Le projet de Retailleau a été voté sans encombre, récoltant 208 voix contre 124, malgré la résistance de la gauche et l'abstention d'une partie des macronistes. Cette initiative a pour but de s'attaquer à "l'entrisme islamiste en France", un phénomène qu'il décrit comme une mouvance insidieuse visée à établir un État islamique dans le pays.
Les mesures proposées incluent des sanctions renforcées contre les atteintes aux valeurs républicaines, la dissolution d'associations aux intentions douteuses, et un encadrement strict de l'édification de lieux de culte. "La fermeté est essentielle face à ces courants qui menacent notre cohésion sociale", a-t-il affirmé, tout en s'appuyant sur un rapport qu'il avait publié en 2025, lorsqu'il était à la tête du ministère de l'Intérieur.
Pourtant, Retailleau précise qu'il n'agit pas uniquement dans le cadre de sa campagne: "Je n'ai rien vu venir de la part du gouvernement. Ce projet n'est pas un caprice, c'est une nécessité". Néanmoins, l'avenir du texte au Parlement semble incertain, faute de soutien suffisant à l'Assemblée nationale, où l'agenda est déjà chargé.
De son côté, Laurent Nuñez a annoncé un projet de loi en cours d'examen au Conseil d'État, abordant la question de l'entrisme selon une perspective différente. Il met en garde contre les dangers d'une définition trop floue de l'entrisme, mettant en avant le risque de stigmatiser les musulmans.
Nuñez a promis que le texte gouvernemental sera "plus rigoureux" et englobera toutes sortes d'entrisme, avec des mesures spécifiques visant la censure de certaines publications et des dispositions pour retirer des contenus haineux en ligne. Cependant, il admet que plusieurs des propositions du Sénat sont similaires à celles de son projet, mais doit être réécrites pour correspondre aux exigences juridiques.

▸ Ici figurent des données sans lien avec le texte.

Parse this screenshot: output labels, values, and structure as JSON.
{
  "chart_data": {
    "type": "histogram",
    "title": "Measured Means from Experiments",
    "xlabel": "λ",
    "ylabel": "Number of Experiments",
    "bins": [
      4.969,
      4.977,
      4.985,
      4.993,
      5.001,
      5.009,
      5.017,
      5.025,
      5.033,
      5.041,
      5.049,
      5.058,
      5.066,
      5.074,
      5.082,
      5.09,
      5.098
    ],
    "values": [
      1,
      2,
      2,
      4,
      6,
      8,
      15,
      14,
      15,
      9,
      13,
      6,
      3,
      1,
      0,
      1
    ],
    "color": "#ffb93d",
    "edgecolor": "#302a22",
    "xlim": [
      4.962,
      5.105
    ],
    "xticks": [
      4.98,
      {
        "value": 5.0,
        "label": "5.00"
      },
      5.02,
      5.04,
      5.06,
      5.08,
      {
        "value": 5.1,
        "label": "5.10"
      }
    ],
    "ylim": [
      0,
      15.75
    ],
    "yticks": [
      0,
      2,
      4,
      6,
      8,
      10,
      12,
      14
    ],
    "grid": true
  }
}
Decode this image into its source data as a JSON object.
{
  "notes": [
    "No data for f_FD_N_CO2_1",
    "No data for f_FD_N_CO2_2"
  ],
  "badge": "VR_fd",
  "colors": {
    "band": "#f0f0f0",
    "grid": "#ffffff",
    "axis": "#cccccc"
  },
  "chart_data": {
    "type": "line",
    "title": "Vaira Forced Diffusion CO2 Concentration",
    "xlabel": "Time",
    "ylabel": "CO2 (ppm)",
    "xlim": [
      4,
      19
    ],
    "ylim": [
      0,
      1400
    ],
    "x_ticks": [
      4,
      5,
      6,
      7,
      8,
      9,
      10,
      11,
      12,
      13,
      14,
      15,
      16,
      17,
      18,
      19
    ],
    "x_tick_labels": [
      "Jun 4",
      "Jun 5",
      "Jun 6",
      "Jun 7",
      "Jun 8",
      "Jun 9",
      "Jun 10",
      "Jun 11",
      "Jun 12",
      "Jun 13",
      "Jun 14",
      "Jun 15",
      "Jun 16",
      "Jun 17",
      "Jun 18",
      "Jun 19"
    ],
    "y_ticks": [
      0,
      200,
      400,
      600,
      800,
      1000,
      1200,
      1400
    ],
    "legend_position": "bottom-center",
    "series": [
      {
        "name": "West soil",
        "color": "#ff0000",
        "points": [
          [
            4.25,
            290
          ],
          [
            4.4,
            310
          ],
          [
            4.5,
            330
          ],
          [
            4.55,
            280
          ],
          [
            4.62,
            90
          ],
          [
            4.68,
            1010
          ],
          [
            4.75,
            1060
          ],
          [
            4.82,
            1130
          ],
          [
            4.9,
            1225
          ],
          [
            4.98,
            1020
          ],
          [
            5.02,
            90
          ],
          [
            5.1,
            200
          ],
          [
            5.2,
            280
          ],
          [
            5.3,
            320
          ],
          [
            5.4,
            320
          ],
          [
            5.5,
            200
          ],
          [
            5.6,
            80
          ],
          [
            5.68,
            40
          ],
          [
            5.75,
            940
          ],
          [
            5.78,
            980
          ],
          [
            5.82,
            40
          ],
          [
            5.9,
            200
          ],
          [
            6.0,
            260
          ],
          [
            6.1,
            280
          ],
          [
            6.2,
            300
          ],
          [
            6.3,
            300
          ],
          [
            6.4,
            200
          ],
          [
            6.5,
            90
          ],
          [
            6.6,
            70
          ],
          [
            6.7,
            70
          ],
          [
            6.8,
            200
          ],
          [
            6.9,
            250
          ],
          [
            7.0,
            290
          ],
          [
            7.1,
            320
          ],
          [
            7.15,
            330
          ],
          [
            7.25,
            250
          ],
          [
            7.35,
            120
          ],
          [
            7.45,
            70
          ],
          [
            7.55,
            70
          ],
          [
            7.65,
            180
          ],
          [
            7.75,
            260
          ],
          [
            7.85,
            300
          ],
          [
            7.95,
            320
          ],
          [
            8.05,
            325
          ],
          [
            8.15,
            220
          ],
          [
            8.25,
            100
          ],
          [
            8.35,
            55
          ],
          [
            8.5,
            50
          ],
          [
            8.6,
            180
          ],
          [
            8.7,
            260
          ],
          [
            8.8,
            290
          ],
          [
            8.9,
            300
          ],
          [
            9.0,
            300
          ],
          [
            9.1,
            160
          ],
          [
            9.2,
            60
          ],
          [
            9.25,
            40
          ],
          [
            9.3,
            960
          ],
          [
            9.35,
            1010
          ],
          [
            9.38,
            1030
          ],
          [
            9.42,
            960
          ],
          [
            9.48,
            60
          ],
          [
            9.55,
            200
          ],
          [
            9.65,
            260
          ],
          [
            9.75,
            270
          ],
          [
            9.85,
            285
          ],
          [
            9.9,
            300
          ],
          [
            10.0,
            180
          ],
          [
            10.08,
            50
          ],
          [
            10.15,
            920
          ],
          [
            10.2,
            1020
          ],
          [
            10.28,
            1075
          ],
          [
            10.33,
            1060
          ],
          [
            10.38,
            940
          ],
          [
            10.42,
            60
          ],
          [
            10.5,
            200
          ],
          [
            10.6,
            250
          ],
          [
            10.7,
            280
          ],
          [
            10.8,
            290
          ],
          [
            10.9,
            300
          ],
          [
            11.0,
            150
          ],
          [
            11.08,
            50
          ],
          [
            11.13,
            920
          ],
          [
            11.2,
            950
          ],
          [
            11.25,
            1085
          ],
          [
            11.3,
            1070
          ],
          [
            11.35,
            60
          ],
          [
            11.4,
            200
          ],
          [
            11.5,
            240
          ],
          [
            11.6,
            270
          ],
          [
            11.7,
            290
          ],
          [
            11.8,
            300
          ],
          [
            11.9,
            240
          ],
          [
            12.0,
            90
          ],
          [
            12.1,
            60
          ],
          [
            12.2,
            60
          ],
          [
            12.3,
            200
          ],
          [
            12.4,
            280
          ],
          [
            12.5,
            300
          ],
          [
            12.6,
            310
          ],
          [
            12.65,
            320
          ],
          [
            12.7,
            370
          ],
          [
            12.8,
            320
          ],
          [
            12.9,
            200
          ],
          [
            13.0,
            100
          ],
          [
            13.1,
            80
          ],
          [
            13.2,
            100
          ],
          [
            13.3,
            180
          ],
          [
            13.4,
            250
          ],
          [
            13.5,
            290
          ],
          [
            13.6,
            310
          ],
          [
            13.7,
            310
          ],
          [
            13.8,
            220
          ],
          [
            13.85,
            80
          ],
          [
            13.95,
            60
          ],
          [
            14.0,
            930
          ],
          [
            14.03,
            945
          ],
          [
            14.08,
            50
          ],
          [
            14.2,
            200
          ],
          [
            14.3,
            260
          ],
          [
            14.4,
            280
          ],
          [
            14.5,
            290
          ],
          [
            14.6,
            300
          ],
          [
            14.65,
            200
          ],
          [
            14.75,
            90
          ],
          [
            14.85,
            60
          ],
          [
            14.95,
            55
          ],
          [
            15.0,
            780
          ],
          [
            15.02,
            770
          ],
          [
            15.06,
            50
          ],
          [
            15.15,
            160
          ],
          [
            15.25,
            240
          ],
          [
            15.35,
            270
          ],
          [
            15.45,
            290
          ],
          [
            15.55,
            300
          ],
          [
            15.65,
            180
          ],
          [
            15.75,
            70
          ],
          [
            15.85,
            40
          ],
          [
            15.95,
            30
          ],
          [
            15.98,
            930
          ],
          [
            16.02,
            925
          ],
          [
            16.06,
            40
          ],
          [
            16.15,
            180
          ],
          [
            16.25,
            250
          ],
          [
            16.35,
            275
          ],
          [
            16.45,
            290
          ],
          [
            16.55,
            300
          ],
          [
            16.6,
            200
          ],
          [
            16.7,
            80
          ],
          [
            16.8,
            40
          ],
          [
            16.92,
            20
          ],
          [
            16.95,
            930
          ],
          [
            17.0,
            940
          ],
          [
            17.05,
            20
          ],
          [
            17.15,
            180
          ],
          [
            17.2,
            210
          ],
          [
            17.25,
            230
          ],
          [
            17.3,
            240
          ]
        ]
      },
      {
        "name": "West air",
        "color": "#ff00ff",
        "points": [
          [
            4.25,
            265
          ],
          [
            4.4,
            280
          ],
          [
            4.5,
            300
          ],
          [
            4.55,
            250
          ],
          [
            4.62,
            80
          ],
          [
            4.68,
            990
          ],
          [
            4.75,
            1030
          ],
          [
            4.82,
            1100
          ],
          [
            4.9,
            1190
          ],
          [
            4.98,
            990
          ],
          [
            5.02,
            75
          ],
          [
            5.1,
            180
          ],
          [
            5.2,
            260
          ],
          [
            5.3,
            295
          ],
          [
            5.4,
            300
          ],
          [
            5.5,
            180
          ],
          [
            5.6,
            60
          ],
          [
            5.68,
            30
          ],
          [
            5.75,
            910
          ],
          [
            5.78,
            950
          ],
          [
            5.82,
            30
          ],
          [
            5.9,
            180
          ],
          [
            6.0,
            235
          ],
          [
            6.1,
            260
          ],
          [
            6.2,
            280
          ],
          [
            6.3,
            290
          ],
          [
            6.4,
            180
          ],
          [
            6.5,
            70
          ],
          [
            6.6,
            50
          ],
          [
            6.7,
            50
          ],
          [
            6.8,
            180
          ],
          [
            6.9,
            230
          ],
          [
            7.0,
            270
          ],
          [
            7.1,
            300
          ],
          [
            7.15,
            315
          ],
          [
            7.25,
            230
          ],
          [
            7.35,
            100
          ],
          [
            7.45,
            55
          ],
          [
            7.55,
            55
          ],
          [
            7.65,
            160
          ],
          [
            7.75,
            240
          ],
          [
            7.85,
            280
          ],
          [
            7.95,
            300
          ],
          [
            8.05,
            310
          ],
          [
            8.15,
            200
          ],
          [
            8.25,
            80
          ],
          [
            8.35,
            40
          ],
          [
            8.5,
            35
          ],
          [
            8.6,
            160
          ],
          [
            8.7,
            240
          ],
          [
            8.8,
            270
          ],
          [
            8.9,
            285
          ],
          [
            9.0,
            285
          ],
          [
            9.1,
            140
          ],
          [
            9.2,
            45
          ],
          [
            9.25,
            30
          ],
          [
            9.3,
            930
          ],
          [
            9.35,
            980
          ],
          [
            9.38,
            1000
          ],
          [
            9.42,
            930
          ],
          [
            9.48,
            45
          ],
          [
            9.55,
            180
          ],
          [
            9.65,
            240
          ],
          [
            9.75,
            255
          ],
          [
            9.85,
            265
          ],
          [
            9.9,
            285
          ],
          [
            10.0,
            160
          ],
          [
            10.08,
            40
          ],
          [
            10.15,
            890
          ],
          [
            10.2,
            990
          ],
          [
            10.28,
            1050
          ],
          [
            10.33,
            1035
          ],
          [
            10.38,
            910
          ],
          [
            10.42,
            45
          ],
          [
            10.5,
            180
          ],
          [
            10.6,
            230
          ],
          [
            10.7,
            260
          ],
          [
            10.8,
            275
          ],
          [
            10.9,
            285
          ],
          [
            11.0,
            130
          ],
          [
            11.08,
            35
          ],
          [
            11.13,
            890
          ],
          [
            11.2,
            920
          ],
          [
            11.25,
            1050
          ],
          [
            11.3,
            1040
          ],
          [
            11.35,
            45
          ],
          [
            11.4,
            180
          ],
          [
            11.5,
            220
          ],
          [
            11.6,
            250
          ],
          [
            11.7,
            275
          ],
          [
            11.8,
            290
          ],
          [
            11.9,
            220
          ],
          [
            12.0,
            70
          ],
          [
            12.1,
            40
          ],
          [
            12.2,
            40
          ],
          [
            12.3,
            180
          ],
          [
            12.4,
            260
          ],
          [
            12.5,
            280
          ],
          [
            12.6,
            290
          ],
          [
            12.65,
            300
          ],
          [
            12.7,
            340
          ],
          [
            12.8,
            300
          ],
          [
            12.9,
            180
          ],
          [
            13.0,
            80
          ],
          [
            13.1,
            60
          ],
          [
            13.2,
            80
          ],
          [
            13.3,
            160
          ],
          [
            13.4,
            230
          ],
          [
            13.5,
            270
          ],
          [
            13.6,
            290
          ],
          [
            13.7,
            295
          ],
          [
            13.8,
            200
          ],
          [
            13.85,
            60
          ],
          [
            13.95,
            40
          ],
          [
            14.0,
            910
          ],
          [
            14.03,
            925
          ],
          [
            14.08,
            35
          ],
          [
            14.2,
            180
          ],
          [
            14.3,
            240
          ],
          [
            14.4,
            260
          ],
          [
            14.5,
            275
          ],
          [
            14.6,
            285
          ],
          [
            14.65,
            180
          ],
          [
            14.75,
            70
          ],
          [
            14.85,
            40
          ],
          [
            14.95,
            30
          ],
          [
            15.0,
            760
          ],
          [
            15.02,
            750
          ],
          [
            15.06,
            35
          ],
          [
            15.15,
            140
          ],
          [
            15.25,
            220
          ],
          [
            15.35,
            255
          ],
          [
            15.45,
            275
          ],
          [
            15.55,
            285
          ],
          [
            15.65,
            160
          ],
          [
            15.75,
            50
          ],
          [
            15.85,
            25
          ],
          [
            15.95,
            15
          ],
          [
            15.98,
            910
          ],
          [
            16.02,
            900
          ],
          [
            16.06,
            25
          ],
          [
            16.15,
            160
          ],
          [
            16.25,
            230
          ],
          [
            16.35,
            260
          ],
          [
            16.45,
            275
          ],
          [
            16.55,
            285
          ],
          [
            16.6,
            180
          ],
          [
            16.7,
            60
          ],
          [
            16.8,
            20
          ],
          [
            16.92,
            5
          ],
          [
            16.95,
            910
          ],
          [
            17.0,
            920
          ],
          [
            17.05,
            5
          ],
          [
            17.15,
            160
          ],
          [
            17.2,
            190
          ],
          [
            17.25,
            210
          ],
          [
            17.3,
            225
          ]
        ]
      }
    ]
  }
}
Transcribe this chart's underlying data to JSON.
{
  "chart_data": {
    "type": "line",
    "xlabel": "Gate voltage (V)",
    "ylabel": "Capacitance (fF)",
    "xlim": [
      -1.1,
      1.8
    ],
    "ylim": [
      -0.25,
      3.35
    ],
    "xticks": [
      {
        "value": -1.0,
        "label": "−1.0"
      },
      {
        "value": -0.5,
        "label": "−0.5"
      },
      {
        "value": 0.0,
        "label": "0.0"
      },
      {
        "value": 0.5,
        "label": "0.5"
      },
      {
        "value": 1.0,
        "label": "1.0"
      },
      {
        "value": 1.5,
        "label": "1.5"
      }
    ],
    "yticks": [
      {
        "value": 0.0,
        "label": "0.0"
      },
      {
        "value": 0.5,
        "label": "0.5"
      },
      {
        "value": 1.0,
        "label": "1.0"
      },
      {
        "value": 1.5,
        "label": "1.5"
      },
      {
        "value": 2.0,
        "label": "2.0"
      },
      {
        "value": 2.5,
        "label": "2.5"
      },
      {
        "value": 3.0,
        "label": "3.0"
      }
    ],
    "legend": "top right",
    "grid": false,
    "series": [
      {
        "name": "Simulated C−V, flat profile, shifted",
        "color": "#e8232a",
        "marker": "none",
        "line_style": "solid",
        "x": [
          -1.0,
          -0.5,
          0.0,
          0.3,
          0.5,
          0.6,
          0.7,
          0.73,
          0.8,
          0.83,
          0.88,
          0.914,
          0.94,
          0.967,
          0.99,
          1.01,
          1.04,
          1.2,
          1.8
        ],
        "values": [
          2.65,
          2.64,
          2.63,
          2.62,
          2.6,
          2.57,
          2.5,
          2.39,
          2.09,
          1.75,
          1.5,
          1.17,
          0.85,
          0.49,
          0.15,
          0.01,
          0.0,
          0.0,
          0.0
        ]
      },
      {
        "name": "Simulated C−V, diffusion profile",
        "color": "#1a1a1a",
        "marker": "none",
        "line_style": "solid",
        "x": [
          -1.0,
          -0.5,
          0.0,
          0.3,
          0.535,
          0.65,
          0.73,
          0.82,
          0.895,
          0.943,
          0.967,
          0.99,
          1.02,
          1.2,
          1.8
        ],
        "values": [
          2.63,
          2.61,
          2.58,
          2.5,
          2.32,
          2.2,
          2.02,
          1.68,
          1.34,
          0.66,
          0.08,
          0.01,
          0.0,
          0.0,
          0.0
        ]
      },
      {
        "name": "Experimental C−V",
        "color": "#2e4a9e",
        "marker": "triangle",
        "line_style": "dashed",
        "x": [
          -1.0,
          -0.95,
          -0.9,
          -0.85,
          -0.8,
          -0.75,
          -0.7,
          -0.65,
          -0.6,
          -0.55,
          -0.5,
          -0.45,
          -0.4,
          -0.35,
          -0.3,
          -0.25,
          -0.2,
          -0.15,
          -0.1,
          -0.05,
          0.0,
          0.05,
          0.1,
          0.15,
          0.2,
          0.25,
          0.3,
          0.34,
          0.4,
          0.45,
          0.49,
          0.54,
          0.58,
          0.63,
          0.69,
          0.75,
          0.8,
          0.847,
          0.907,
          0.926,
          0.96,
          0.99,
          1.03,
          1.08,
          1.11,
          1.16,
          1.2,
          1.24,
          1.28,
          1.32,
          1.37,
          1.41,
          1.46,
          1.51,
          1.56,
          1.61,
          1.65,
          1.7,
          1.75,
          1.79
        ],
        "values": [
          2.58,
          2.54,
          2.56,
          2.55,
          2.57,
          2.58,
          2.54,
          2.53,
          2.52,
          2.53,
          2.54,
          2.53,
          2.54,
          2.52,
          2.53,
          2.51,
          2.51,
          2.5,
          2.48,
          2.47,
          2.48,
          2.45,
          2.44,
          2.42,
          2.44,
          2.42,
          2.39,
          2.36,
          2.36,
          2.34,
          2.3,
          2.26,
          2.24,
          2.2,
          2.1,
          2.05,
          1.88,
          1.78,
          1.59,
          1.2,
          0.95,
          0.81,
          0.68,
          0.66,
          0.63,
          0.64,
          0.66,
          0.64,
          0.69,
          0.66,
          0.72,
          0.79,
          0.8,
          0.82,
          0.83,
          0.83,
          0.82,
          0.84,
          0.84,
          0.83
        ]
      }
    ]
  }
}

Les tensions sont palpables au sein de la droite sénatoriale, où certains expriment leur mécontentement face à ce qu'ils considèrent comme un manque de volonté politique. Stéphane Le Rudulier, sénateur LR, a menacé de potentielles conséquences à long terme sur la crédibilité de la droite. Pendant ce temps, la gauche a condamné le texte, l'accusant d'être islamophobe et contraire aux valeurs républicaines. Patrick Kanner, président des sénateurs socialistes, a qualifié les propositions de "tract politique" conçu par une droite en proie à des dérives extrêmes.